Former captain Ricky Ponting has issued the Australian batsman a warning when it comes to facing Neil Wagner in the three-match Test series against the Kiwis. Having helped his side secure a series win over England at home, Wagner comes into the series as the 4th ranked Test bowler in the world.
Although he started his Test career more than a decade ago, the South-African born Wagner has never once played a Test match in the Aussie territory. However, Ponting does not want his team’s batsmen to go into the series unaware of the persistent short-ball threat that Wagner possesses.
Since 2013, he's taken more wickets with bouncers than any other bowler; his 67 scalps with balls classified as 'short' by Opta are 22 more than the next most, Stuart Broad.

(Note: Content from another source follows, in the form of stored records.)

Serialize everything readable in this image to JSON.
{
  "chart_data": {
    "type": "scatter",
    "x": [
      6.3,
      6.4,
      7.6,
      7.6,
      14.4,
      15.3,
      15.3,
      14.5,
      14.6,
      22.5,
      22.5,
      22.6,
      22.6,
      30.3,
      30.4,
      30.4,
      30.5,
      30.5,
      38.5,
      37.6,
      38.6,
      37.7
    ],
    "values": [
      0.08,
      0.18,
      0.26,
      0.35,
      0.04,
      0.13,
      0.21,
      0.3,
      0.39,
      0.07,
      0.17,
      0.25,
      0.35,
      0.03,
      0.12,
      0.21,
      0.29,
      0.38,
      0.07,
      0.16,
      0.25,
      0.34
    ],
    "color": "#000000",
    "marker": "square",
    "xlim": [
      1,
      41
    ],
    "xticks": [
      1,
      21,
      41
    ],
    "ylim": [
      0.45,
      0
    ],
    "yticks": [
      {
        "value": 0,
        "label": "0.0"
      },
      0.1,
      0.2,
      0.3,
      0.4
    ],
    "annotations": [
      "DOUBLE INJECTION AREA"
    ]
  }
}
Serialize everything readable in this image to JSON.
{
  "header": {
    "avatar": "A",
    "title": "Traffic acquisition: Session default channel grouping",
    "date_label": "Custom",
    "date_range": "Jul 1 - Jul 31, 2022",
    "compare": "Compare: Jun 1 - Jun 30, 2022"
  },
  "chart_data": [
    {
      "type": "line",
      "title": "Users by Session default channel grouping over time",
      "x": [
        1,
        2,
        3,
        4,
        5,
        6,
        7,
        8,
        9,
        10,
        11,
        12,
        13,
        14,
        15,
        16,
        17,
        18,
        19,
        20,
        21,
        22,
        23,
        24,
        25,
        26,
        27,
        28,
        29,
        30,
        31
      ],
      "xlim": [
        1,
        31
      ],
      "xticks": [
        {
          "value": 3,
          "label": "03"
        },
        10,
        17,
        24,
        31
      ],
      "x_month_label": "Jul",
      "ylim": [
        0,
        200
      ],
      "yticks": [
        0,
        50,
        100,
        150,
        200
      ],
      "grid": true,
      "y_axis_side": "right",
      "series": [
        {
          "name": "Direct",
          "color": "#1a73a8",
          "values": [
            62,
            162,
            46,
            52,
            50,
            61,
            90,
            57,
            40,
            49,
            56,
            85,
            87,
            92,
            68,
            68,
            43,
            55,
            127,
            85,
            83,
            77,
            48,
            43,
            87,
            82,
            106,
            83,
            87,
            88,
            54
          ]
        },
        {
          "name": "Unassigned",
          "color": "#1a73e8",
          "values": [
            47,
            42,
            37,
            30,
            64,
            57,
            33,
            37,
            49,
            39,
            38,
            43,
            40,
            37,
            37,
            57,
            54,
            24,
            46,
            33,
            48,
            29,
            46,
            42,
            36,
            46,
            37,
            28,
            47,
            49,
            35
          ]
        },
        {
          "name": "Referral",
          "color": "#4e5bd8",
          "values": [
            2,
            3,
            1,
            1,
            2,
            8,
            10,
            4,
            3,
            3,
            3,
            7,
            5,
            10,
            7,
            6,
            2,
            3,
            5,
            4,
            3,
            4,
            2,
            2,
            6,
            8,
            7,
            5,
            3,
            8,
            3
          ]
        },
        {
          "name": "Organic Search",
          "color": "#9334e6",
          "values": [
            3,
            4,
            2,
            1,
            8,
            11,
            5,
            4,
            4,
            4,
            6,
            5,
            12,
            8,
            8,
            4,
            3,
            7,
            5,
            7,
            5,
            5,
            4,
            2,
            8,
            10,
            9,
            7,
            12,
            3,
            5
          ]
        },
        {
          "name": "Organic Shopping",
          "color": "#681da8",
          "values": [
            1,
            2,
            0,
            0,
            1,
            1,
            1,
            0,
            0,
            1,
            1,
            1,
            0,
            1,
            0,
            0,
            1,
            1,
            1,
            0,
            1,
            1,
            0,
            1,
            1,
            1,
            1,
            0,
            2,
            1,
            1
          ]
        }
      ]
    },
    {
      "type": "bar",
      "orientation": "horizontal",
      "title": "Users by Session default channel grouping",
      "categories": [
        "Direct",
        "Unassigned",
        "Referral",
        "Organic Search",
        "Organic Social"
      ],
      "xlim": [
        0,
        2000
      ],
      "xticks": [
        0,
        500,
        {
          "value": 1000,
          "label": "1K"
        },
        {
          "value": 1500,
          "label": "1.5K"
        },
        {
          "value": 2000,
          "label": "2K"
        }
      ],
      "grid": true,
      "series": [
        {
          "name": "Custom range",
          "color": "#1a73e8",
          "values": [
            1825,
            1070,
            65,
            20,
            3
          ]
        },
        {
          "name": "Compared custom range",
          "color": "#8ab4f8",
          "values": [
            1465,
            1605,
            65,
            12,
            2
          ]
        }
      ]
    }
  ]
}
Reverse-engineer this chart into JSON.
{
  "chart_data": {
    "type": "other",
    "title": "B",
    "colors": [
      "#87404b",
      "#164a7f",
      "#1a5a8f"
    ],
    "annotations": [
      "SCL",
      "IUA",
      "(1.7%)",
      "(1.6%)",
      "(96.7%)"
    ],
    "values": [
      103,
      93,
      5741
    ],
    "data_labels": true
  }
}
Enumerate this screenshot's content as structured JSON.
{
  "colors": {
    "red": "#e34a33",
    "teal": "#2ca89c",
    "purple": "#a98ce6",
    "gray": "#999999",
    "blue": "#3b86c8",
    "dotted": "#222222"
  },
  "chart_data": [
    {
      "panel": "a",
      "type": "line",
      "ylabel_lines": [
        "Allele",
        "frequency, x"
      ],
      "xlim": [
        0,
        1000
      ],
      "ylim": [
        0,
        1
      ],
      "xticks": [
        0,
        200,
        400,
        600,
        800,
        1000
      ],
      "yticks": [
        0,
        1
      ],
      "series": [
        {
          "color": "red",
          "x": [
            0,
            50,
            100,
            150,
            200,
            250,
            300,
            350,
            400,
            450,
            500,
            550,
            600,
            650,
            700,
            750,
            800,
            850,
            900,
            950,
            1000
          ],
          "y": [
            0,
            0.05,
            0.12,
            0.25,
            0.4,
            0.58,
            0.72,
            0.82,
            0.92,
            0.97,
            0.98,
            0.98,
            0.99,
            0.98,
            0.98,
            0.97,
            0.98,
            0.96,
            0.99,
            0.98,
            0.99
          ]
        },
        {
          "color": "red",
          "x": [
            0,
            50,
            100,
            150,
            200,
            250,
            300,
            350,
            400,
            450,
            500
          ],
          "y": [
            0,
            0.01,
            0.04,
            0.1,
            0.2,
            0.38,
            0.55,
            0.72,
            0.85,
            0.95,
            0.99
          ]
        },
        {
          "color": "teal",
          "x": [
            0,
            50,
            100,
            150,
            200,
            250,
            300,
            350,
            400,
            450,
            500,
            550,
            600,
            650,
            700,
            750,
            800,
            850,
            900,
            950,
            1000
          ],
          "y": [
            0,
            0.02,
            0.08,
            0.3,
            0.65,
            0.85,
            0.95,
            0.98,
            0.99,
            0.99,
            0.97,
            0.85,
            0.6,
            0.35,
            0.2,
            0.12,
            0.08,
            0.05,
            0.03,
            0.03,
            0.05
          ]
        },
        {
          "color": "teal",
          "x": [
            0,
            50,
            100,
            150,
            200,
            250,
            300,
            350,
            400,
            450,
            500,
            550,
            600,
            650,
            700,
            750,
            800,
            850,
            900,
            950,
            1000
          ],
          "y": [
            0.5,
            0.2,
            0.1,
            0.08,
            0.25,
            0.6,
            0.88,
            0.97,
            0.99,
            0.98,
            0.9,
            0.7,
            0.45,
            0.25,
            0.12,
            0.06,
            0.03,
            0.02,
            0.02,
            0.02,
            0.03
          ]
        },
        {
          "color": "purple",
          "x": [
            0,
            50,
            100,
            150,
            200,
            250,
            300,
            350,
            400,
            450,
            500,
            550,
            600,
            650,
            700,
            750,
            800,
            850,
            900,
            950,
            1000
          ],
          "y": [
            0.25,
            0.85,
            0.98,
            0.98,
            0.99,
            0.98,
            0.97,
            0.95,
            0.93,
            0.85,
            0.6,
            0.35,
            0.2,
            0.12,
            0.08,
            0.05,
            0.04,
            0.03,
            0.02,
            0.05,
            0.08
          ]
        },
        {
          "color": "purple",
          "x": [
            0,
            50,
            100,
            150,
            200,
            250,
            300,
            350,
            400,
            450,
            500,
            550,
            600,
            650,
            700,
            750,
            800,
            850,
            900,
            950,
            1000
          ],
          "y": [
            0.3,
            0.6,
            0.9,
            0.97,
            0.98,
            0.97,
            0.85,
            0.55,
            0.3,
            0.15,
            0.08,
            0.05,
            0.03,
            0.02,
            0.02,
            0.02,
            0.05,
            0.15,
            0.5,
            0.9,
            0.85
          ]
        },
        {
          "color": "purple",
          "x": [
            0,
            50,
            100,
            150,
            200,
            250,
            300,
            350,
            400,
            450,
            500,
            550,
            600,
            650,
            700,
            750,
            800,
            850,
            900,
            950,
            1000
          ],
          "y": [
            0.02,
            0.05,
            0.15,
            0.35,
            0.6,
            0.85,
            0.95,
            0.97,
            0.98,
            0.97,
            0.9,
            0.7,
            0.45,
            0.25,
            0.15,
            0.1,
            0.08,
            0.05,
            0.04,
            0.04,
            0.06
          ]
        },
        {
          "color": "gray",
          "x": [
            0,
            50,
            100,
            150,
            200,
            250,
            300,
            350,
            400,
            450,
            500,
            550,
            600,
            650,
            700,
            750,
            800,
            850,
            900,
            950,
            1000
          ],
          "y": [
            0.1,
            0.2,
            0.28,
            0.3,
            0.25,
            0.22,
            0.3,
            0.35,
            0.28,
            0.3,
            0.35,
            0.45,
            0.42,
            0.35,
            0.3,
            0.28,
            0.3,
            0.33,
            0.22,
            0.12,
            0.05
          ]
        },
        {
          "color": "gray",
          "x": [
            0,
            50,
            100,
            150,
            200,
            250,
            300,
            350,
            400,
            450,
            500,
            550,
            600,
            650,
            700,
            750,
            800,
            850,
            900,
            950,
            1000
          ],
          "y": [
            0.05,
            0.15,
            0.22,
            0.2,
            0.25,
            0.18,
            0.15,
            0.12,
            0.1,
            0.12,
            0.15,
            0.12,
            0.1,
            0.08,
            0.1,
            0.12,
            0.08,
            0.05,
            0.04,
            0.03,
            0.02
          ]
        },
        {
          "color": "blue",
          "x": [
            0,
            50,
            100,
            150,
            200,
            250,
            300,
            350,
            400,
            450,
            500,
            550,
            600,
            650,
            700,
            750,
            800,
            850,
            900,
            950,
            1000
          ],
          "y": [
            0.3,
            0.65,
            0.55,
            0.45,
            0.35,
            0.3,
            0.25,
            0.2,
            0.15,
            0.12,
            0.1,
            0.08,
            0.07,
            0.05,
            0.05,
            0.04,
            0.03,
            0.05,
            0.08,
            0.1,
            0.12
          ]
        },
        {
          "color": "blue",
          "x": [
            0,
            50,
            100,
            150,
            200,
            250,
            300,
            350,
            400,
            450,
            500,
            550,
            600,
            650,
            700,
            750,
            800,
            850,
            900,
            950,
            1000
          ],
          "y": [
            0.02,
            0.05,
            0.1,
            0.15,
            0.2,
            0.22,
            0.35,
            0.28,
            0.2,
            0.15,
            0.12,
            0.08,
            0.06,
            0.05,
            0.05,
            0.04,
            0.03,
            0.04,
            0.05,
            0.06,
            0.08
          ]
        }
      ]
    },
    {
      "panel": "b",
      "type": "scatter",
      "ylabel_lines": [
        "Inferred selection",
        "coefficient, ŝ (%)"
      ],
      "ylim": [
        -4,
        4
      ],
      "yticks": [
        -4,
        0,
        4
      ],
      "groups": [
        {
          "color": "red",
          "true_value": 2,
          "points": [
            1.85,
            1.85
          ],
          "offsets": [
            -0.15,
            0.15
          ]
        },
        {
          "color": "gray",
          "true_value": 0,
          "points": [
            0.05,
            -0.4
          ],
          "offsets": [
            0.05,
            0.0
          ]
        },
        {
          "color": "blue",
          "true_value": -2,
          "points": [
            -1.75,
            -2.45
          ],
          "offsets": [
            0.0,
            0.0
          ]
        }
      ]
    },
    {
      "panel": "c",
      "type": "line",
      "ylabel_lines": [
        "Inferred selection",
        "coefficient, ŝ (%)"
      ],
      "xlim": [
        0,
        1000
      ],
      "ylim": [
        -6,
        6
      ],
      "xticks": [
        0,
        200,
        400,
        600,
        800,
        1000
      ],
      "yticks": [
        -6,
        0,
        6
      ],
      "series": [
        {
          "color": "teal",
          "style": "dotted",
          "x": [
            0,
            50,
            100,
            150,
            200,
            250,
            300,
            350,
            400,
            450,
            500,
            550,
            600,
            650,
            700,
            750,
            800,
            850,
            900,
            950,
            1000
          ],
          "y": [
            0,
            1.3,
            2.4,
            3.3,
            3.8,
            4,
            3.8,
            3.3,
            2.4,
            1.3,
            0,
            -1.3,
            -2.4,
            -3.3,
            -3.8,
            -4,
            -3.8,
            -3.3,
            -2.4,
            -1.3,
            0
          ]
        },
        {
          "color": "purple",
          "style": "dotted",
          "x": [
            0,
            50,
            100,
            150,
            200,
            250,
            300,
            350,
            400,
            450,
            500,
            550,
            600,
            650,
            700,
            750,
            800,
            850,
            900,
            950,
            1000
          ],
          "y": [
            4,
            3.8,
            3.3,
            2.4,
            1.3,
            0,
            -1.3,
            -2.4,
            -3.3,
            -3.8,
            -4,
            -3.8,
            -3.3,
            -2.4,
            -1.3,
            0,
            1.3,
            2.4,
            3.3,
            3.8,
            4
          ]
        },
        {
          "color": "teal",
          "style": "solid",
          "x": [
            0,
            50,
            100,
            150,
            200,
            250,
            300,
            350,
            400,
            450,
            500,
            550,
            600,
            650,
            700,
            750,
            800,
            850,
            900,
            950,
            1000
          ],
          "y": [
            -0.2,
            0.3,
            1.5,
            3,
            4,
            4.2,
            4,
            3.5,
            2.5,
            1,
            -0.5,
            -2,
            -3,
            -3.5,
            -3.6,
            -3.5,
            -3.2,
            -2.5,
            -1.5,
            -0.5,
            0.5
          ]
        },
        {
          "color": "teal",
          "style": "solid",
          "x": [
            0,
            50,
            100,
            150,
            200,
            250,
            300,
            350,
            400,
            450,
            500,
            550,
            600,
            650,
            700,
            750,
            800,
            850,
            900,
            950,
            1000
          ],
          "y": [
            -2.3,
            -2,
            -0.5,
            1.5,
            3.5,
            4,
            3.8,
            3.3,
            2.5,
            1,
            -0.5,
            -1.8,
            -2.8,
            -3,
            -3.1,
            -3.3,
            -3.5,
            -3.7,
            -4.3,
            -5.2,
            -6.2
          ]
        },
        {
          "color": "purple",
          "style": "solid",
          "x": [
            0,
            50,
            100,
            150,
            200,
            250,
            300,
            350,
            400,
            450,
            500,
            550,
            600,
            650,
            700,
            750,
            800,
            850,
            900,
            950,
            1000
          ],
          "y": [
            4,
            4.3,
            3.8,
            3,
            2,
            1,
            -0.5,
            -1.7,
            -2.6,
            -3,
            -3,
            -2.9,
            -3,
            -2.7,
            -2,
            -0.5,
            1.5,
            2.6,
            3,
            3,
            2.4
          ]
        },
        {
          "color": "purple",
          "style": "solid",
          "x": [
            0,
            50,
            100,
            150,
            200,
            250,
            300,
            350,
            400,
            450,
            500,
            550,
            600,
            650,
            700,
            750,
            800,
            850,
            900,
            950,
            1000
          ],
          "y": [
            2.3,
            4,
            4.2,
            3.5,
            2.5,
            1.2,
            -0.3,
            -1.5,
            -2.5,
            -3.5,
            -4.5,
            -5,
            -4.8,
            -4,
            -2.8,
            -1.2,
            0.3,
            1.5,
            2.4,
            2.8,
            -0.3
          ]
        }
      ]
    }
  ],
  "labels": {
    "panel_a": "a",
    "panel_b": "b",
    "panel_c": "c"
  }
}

And his recent numbers overall are not too bad either: 35 victims at an average of 20 in his last six matches, with four consecutive five-wicket hauls.
How an Aussie side, known widely to be the team that dishes out short-pitched bowling to others, would take on Wagner will be an intriguing matter come the first Test at Perth from December 12.
"With Boult and Southee in their line-up, if the ball doesn’t move around, I think they might find it difficult. Wagner is the one who’s having a good 12-18 months for them and we know what he’s like – he runs in quick and bangs the ball in and uses his bouncers really well. He’s someone the Aussies are going to have to look out for," Ponting told cricket.com.au.
"That's his job. He just runs in … and bowls most balls between your hip and your armpit. If you're going to score off him, you've got to score off him with a horizontal bat. They'll use him as their enforcer … What they have is a well-rounded attack. Guys with the new ball who pitch it up and try to swing it and Wagner comes in behind them and bowls fast and short," he added.
With Wagner’s help, the Black Caps' have ascended to second ICC's Test team rankings, behind only India, having won eight of their 10 Test series in the past three years. Though the 33-year-old admits his particular approach to bowling takes a toll on him, he counts it all gain for the sake of his team.
"I have to sometimes go to a bit of a dark place to do what I do because it's not easy bowling bouncer after bouncer – it takes its toll. I'm passionate and I love representing my country and the sacrifices made to get to this point make it all worth a little bit of hard work," Wagner told NZ television station Newshub.
"You want that ball in your hand during that final session – because sitting in the changing rooms with my mates after we win a Test match for New Zealand – I love the satisfaction on everyone's face and know that I contributed to that," Wagner concluded.